Un nouveau procès-verbal de rétablissement de limites de propriété sise [Adresse 19] (cadastrée AK n°[Cadastre 11]) est établi le 8 novembre 2023 par la société FONCIER EXPERTS, à la demande des époux [W], propriété contigue avec la propriété cadastrée AK n°[Cadastre 12] ([Adresse 20]), appartenant désormais à la SCI 3R.
Le 12 mai 2025, un troisième procès-verbal de rétablissement de limites de propriété cadastrée AK [Cadastre 12] et [Cadastre 13] sise [Adresse 20], a été établi par la société GEOFIT, géomètre-expert, à la demande de M. [P] [R], gérant de la SCI 3R.
Un procès-verbal de constat de Commissaire de justice a été par ailleurs dressé le 18 avril 2024, à la demande des époux [W], dont il résulte que le long de l’allée menant à la maison de ces derniers, une clôture est présente, matérialisant la limite de propriété avec le fond voisin ; la clôture est maintenue sur une semelle en béton.
Toutefois, il ne ressort pas de ces trois procès-verbaux, dont les termes et constats techniques requièrent une connaissance approndie, ni du constat de Commissaire de justice, que la clôture et le muret litigieux installés par la SCI 3 R en limite séparative de sa propriété, empiètent de manière évidente sur celle des époux [W]. Le trouble manifestement illicite n’est ainsi pas caractérisé.
Il convient de rejeter la présente demande.

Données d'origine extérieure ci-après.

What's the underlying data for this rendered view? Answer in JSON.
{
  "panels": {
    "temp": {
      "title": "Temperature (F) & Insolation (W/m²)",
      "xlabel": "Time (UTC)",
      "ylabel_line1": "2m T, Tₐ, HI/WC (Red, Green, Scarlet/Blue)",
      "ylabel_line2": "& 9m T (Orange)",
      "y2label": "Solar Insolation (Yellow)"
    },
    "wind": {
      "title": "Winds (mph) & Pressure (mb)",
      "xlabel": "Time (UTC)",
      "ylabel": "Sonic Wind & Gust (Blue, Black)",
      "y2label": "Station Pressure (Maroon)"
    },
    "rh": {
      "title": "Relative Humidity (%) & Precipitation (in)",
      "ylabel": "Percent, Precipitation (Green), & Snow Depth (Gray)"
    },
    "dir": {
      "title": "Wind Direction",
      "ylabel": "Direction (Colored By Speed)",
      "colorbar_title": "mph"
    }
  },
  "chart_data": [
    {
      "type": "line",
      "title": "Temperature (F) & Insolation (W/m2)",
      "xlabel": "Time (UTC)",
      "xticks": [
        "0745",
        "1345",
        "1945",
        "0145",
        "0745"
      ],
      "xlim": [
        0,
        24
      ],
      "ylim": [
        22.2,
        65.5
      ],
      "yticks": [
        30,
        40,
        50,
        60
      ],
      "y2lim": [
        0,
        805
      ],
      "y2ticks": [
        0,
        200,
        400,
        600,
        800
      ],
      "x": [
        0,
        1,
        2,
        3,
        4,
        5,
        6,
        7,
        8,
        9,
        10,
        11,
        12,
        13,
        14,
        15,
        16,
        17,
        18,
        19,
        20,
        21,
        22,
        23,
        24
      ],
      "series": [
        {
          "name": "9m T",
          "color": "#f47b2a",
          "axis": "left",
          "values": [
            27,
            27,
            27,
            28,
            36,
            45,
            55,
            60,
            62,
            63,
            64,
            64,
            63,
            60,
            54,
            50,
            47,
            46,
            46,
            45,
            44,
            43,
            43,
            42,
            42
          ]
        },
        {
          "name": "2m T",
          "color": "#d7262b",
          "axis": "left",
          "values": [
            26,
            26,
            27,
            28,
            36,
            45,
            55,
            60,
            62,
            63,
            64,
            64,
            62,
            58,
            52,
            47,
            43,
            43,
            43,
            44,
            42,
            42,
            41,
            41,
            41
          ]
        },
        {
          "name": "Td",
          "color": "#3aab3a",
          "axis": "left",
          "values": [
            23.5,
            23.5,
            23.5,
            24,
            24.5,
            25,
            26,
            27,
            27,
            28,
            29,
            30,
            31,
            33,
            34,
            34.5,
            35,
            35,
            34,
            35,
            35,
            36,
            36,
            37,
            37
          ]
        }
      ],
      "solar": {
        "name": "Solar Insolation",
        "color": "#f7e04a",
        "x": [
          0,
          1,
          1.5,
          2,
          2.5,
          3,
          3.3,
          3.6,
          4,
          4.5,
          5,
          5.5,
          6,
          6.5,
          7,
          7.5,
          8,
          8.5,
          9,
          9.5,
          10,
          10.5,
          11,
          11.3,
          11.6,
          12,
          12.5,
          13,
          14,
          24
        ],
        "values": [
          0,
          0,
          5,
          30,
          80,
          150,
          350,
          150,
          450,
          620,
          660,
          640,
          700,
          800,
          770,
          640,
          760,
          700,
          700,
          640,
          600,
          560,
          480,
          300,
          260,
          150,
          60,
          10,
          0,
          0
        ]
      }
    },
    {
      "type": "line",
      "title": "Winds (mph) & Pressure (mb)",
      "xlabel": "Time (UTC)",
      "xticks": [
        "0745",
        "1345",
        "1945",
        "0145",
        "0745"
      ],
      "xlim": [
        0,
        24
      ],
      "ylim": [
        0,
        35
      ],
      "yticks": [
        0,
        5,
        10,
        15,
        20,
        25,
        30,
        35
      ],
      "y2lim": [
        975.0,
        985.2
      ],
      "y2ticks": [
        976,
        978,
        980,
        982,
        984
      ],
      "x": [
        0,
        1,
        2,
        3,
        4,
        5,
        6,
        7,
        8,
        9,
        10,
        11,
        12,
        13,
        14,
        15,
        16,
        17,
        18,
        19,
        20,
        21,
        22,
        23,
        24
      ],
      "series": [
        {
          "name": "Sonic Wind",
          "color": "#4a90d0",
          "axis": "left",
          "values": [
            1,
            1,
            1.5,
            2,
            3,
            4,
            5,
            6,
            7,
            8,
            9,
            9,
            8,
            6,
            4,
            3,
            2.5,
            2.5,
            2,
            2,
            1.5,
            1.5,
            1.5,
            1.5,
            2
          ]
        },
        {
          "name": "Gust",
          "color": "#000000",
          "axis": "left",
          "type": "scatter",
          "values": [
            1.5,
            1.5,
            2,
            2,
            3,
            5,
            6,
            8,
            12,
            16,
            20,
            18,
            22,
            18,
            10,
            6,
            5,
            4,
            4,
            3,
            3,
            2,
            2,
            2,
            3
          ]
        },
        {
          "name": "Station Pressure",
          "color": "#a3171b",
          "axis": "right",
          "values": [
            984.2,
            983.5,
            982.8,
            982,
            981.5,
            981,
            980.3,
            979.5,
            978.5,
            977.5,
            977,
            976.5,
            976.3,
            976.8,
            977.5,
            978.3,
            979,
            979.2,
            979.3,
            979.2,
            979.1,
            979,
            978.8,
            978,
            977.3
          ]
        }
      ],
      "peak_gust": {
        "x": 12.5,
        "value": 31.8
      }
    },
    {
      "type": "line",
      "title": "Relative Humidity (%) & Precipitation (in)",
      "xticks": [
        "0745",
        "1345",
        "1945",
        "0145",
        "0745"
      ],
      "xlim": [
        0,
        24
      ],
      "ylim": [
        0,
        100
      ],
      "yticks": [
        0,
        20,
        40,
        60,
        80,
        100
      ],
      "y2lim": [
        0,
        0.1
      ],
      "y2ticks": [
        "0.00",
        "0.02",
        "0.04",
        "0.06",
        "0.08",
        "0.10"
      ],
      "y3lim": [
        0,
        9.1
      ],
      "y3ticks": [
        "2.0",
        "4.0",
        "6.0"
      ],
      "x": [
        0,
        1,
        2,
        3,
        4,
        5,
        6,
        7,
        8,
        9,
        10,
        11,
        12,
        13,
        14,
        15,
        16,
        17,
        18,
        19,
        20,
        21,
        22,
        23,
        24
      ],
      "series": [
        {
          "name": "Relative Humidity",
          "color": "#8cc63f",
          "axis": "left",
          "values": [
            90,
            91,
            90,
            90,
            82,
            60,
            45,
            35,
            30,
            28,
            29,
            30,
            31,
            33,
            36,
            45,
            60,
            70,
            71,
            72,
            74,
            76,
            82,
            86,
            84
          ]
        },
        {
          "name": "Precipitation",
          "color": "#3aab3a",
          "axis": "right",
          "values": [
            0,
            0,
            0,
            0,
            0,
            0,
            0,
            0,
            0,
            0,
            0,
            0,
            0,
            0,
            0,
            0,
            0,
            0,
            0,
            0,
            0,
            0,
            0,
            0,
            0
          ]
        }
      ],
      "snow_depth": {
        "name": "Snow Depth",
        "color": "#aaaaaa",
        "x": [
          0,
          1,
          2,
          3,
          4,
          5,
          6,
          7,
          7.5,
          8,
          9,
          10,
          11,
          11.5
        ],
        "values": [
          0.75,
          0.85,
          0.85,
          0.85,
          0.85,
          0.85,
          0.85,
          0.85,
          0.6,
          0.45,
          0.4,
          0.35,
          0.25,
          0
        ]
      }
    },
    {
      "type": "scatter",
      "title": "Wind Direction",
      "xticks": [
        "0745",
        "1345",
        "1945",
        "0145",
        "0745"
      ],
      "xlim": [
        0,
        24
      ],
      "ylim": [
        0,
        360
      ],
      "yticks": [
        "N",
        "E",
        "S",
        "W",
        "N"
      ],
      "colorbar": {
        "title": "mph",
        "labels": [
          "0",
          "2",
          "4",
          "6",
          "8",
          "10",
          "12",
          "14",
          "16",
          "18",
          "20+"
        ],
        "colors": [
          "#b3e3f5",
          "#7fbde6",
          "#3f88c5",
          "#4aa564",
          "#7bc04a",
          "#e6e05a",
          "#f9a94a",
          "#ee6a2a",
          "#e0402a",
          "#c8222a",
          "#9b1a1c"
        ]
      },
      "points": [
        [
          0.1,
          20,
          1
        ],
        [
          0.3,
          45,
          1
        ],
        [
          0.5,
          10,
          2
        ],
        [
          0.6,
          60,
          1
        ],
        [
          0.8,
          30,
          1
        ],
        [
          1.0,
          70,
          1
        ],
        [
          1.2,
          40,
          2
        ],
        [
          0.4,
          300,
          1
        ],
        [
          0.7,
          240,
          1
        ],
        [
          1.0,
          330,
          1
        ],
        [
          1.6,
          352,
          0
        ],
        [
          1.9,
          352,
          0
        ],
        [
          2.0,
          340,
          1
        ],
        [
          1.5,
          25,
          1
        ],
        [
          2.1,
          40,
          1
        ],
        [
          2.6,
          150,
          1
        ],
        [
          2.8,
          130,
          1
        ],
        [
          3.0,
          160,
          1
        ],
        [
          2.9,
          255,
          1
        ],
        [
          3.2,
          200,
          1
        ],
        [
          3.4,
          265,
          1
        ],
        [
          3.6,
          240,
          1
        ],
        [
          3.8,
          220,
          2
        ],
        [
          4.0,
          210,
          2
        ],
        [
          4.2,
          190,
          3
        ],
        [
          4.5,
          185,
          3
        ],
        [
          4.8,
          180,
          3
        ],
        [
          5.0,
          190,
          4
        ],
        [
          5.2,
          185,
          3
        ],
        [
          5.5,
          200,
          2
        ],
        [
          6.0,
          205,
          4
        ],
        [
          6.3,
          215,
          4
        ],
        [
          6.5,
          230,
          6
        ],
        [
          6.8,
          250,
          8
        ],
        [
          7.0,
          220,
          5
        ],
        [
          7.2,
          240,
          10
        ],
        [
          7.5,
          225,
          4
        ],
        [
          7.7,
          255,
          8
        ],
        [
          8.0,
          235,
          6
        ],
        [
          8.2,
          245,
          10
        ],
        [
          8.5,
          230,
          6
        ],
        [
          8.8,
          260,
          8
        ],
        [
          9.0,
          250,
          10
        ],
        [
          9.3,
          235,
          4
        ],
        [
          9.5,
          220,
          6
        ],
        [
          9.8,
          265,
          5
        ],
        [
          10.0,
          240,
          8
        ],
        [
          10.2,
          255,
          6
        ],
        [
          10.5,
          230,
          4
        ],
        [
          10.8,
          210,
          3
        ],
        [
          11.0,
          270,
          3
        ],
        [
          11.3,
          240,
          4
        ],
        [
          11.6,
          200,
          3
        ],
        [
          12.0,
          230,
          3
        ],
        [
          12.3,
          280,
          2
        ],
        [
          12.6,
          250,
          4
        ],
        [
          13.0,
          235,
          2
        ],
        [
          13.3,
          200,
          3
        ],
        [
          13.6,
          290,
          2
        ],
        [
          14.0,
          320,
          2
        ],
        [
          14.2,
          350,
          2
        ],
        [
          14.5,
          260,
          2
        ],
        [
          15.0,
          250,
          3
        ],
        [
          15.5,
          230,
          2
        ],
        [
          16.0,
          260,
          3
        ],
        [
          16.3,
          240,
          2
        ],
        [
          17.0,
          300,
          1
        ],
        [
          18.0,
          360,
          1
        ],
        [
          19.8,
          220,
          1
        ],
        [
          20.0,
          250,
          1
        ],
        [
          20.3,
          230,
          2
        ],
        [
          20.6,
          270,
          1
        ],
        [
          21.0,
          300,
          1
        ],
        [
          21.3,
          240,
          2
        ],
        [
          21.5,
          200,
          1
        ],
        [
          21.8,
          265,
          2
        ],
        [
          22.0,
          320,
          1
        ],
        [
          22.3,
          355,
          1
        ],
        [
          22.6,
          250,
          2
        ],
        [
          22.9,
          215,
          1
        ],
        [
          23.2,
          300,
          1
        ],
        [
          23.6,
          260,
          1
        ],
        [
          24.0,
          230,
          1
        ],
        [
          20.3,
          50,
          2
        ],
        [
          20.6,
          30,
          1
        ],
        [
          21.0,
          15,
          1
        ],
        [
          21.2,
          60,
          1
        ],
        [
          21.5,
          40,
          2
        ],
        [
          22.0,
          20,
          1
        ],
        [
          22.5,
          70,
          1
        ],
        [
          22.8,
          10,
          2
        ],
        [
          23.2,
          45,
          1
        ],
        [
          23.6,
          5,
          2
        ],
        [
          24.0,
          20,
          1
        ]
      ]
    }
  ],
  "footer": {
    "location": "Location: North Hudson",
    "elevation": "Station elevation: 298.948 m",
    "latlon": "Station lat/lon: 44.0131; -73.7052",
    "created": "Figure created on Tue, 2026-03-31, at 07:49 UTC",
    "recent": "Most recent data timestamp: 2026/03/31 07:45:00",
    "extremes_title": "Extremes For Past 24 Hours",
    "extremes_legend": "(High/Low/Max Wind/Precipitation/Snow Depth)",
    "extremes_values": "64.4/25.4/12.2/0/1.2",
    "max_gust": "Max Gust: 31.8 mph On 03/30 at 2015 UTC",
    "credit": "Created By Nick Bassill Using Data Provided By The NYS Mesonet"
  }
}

Sur les frais irrépétibles et les dépens
Il y a lieu de condamner les demandeurs, partie succombante, à payer aux défendeurs la somme de 2000 euros au titre de l’article 700 du code de procédure civile.
Les demandeurs seront condamnés aux dépens.
PAR CES MOTIFS
Nous, Gaële FRANCOIS-HARY, Première Vice-Présidente au Tribunal judiciaire de Versailles, statuant par ordonnance mise à disposition au greffe, contradictoire et en premier ressort :
Rejetons la demande de mise hors de cause de Monsieur [S] [P] [R],
Rejetons la demande de suppression de la clôture et du muret,
Condamnons M. [K] [W] et Mme [L] [X] à payer à la SCI 3 R et à M. [S] [P] [R] la somme de 2000 euros au titre de l’article 700 du code de procédure civile,
Condamnons M. [K] [W] et Mme [L] [X] aux dépens.
Prononcé par mise à disposition au greffe le SEIZE SEPTEMBRE DEUX MIL VINGT CINQ par Gaële FRANÇOIS-HARY, Première Vice-Présidente, assistée de Wallis REBY, Greffière, lesquelles ont signé la minute de la présente décision.